Prof Zuckermann first came up with the hypothesis that there was a link between language reclamation and wellbeing after seeing the positive effects learning Barngarla had on his students.
“The evidence at that stage was qualitative, rather than quantitative… I discovered that people felt better about themselves while learning their heritage language.
“I remember receiving emails saying, ‘it gives me a sense of identity’. ‘I feel better about myself and my family’. People said, ‘it’s liberating’. And then I received a Facebook message saying, ‘our ancestors are happy’. So, it’s a kind of beautiful, historical, very profound way of expressing empowerment.” Stephen Atkinson has also seen how children in his community feel pride when they speak the language of their ancestors.
Source: Supplied
“It gives you identity. It gives you a connection with those who have come before you. You start to learn names of sites and land features. You start to understand part of their mindset,” he says.

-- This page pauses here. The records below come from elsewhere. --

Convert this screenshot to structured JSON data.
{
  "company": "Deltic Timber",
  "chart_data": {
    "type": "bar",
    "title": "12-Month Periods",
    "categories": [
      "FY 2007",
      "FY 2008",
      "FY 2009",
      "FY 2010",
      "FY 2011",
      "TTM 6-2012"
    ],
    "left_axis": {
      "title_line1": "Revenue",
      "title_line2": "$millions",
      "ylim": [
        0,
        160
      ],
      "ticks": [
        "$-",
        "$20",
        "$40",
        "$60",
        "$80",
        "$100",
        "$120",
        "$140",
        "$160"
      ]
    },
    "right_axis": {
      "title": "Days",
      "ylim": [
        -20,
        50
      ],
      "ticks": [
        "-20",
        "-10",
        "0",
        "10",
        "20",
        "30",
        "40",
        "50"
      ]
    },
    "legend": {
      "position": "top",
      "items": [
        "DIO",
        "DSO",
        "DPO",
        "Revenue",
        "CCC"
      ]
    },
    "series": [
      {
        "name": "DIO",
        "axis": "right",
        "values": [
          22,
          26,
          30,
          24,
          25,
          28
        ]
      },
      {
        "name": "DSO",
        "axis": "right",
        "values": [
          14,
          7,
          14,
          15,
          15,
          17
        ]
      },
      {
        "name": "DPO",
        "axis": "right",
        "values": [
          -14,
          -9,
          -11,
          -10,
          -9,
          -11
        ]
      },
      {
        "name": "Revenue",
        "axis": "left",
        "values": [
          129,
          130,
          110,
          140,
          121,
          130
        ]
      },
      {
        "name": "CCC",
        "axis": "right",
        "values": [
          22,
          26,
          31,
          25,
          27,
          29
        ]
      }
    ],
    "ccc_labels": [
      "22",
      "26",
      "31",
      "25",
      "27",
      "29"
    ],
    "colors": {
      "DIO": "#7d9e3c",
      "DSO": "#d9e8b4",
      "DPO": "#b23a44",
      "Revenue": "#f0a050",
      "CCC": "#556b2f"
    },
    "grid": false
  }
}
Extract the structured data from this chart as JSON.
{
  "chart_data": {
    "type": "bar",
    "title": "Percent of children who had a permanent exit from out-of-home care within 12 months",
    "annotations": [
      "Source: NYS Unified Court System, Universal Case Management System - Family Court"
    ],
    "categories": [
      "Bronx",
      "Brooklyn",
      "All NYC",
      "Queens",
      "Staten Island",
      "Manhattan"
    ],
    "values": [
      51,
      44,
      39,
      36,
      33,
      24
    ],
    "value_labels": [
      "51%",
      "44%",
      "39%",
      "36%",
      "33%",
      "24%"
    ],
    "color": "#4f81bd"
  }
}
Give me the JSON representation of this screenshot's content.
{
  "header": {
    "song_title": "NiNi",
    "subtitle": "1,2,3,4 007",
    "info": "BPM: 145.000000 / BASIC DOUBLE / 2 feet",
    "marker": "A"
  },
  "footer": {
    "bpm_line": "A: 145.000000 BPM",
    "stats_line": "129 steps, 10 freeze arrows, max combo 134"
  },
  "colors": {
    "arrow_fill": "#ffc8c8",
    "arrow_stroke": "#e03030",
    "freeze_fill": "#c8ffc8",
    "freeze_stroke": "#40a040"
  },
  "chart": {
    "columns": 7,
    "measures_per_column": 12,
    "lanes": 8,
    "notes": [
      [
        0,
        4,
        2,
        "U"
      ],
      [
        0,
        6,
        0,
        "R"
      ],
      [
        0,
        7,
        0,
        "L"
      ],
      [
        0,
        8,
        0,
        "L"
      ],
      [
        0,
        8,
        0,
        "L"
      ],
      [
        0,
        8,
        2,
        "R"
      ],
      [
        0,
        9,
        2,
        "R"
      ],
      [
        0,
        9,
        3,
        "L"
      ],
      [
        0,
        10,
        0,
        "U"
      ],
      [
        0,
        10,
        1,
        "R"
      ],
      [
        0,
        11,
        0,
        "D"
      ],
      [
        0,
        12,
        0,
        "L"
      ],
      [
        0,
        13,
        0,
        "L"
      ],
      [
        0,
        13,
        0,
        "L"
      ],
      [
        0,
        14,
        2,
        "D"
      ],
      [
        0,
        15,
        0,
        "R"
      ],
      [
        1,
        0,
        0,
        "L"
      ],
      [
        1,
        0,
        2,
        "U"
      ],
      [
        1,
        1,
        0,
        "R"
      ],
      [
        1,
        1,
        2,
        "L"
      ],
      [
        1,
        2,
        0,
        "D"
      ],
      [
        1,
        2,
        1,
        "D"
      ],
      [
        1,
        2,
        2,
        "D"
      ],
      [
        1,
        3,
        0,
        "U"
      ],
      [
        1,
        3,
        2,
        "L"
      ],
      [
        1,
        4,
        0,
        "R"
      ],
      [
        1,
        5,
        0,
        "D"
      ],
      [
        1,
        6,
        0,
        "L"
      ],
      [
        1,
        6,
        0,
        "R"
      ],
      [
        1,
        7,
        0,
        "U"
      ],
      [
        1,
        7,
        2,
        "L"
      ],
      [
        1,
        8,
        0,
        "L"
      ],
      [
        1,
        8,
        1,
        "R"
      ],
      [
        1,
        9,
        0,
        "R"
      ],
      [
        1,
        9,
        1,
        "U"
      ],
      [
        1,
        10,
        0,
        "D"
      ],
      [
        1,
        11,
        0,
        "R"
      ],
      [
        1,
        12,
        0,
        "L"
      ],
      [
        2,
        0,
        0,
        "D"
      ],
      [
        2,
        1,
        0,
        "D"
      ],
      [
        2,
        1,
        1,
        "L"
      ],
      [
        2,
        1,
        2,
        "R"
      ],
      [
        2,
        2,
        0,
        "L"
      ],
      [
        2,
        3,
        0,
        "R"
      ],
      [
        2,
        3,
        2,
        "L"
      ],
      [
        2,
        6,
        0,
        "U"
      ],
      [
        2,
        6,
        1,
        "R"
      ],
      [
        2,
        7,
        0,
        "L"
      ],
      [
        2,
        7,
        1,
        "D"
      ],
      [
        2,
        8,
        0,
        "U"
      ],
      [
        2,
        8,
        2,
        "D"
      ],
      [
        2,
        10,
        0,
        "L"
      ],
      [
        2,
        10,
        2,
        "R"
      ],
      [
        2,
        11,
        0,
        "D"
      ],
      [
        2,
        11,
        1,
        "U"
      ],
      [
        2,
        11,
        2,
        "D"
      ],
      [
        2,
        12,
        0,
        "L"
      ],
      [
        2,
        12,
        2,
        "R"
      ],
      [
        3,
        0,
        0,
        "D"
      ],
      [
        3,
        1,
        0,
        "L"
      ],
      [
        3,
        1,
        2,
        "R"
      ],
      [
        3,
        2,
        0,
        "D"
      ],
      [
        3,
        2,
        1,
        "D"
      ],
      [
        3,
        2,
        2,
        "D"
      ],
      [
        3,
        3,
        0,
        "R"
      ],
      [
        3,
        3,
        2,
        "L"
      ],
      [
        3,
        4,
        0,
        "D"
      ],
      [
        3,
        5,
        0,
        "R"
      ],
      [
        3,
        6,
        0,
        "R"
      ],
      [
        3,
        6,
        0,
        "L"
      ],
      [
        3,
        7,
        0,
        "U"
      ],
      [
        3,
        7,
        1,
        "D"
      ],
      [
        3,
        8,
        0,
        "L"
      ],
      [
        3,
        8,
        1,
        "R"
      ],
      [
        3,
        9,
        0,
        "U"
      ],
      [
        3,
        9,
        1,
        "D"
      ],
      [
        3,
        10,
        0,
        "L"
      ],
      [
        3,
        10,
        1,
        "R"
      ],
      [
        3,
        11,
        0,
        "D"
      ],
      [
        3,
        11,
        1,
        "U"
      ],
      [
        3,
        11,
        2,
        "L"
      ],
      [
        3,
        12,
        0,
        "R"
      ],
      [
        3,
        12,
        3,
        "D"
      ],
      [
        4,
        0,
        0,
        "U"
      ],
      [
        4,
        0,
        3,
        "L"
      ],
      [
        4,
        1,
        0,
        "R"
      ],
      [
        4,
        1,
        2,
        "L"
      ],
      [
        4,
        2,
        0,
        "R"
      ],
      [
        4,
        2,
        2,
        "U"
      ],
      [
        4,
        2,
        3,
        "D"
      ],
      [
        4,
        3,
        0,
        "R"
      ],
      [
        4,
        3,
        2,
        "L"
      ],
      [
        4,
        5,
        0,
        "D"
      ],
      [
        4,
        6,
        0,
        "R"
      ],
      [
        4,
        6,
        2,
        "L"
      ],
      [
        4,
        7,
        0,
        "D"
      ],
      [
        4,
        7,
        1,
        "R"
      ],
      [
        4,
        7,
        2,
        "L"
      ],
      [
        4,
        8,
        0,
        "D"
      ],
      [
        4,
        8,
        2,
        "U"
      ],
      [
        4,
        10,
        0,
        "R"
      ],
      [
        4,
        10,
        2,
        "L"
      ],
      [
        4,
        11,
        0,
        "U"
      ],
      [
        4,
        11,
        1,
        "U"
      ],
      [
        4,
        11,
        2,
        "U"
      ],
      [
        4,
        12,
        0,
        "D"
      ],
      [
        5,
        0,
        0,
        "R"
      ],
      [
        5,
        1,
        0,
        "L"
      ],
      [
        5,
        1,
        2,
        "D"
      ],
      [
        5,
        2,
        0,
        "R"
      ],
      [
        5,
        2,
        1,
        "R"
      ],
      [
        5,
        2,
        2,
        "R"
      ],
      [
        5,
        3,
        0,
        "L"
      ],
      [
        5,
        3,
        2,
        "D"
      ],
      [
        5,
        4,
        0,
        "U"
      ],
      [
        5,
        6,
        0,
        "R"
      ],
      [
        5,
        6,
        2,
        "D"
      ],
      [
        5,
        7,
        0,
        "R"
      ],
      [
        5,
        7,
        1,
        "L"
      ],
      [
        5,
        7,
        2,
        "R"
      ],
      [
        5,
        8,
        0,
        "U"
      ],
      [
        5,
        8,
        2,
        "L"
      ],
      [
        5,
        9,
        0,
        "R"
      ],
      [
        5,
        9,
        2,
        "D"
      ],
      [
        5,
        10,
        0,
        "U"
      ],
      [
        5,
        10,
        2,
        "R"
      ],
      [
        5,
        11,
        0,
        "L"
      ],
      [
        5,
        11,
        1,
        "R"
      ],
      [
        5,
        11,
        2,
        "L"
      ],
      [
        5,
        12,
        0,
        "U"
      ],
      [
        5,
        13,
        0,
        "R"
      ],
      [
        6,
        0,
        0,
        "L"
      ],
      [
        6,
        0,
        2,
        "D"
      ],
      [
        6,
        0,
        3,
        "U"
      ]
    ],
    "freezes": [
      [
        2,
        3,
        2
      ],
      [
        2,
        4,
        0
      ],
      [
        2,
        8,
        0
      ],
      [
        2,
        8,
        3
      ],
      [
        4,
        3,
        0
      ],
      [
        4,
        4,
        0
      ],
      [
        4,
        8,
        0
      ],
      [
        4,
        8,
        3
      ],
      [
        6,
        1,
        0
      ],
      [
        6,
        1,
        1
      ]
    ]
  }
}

Mr Atkinson has no doubt his community has benefitted from the experiment so far, and hopes Prof Zuckermann’s and Prof Brown’s research will be able to scientifically prove their hypothesis in the coming years.
“I think the links are there; I’ve seen it myself. It builds a sense of pride and belonging. It’s multifaceted. Like my mother. She’d lost her language she’s come to a couple of the classes and all of a sudden she’s started to find that there were words there. It’s quite emotional. The language that she’d lost, it’s coming all back out!”
Prof Ghil'ad Zuckermann and Kaiden Richards while working on the app. Source: Supplied
Ancient languages, new tech and a new world order
In December 2016, BLAC and Prof Zuckermann launched the Barngarla Dictionary app, as a means to ensure their work is accessible to generations to come.
All recordings done for the app were voiced by Bargarla people.
“We used technology in order to undo what technology did, which was to destroy Aboriginal culture,” Prof Zuckermann says.
For him, ‘revitalistics’, the new field that combines linguistics and revitalization, has the potential to help people all over the world.
As of January 2017, the online Barngarla study course already had over 7200 students.
“Barngarla people have already helped people in South America and Canada, and they don’t even know about it.
“These students learn about Steven Atkinson, who is a Barngarla person. He doesn’t even know there is a person in Argentina who actually looks at Steven’s mother and analyses why she was stolen,” Prof Zuckermann explains.
“This is why revitalistics goes far beyond Australia. My vision is to turn Australia from being the world’s [number one] ‘linguicider’, to the world’s language life-giver.”